The Eastern North Atlantic ARM site: Clouds, aerosols and their interactions in the remote marine boundary layer

 
Poster PDF

Authors


Pavlos Kollias — Stony Brook University
Mark A. Miller — Rutgers University
Andrew Ackerman — NASA - Goddard Institute for Space Studies
Maike Ahlgrimm — Deutscher Wetterdienst
Eduardo Brito Azevedo — University of the Azores
Xiquan Dong — University of Arizona
Richard M Forbes — European Centre for Medium-Range Weather Forecasts
Ann M. Fridlind — NASA - Goddard Institute for Space Studies
Zhongyu Kuang — Rutgers University
Kim L. Nitschke — Los Alamos National Laboratory
Paul Arthur Ortega — Hamelmann Communications
Jasmine Remillard — McGill University
Jayson Stemmler — University of Washington
Jian Wang — Washington University in St.
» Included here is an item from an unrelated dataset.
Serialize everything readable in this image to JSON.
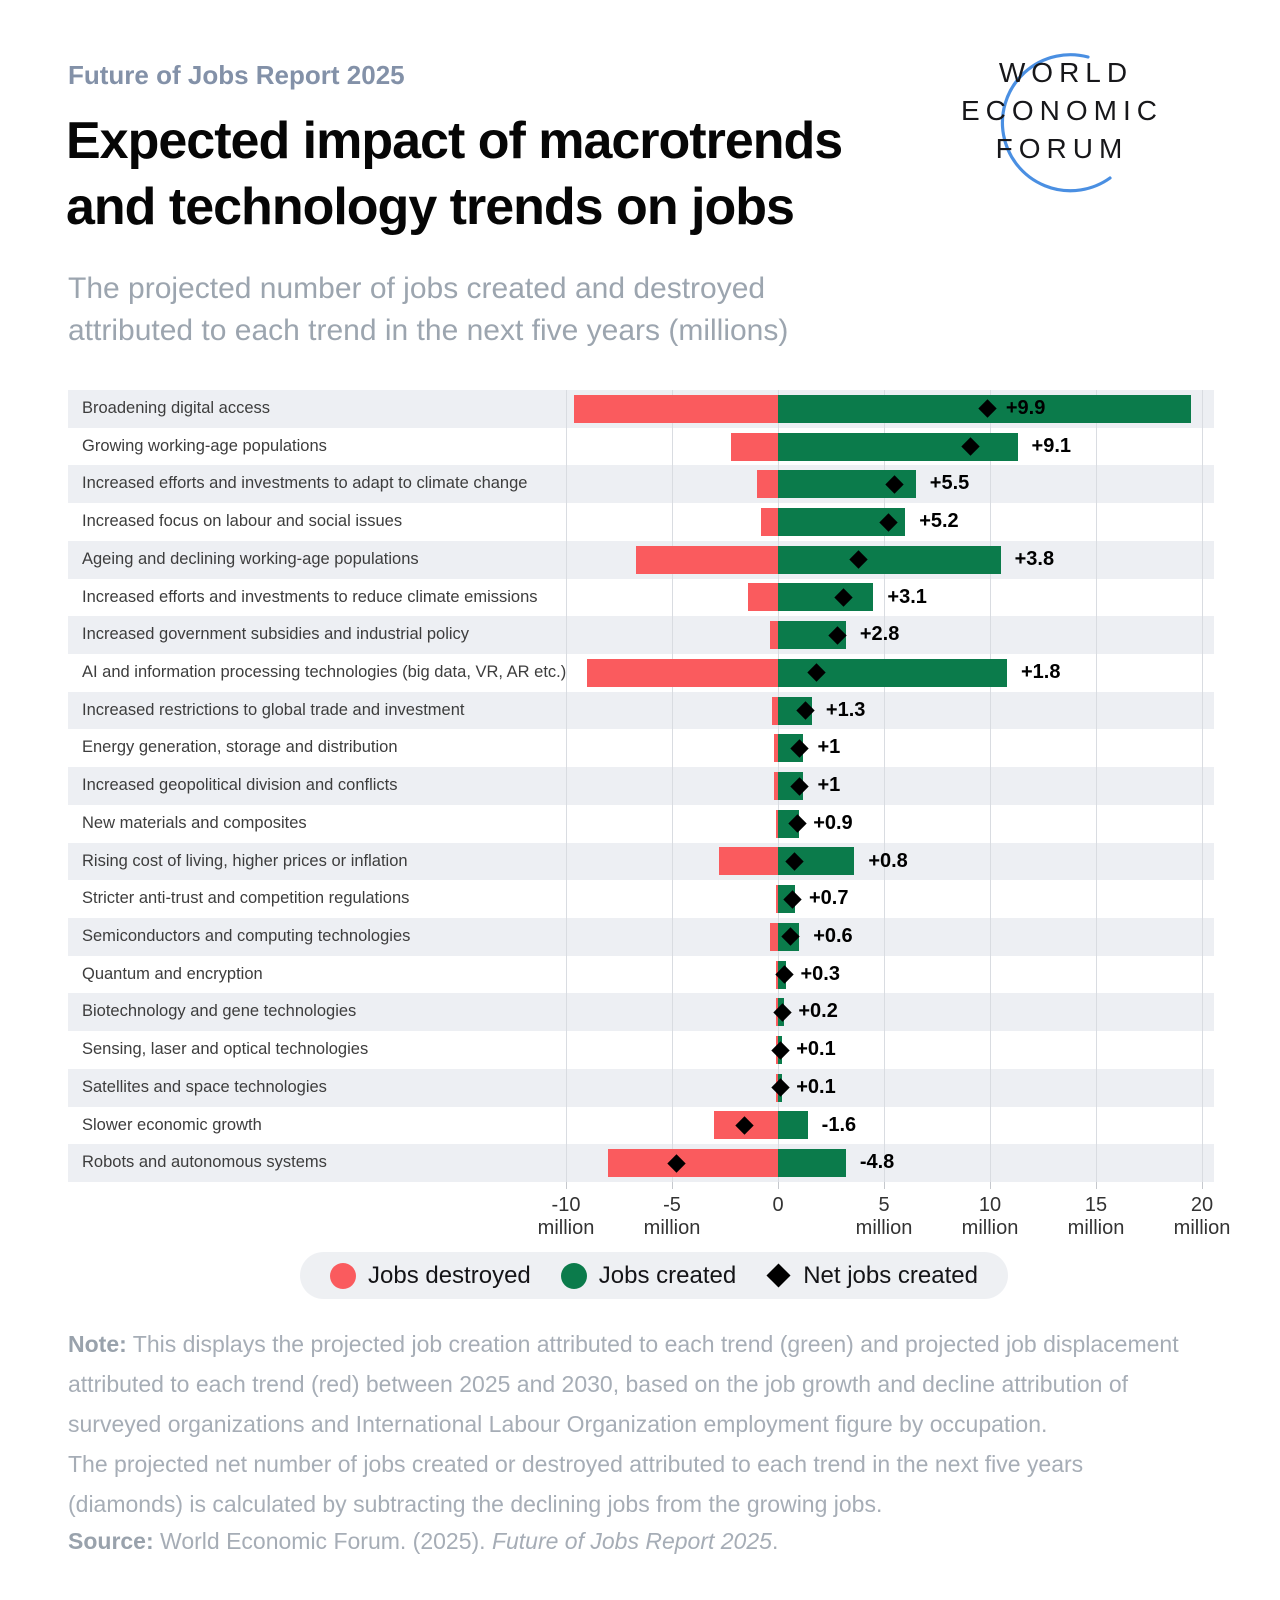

Louis

Category

Warm low clouds, including aerosol interactions

Description

In 2013, the US Department of Energy Atmospheric Radiation Measurement (ARM) program started the Eastern North Atlantic (ENA) sampling site to study clouds, aerosols and their interactions on Graciosa Island in the Azores archipelago. The ENA site was chosen to provide new long-term measurements in a remote marine region dominated by marine boundary layer (MBL) clouds that are challenging to represent faithfully in climate models. The new ENA site was also the location of the 2009-2010 deployment of the ARM Mobile Facility, and the two datasets taken together provide an unprecedented dataset documenting the remote MBL. Instrumentation has been added to the ENA site since late 2013 and is expected to be fully operational by summer 2016. This poster highlights how the ENA and AMF measurements are being used to document cloud and aerosol variability, understand their interactions, and constrain models. The data are being used to document and understand MBL meteorological, cloud and aerosol variability on timescales from minutes to seasons. Some key findings thus far indicate that: the NE Atlantic MBL is decoupled over 90% of the time, which limits the correlation between surface-observed CCN and cloud droplet concentration; approximately 50% of all clouds sampled produce virga or precipitation reaching the ground; cold air outbreaks result in very low aerosol concentrations, especially in winter; warm rain is susceptible to changes in the concentration of cloud condensation nuclei. During 2017 and 2018 several airborne deployments will take place to study key aspects of clouds, aerosols, meteorology and their interactions at the ENA site.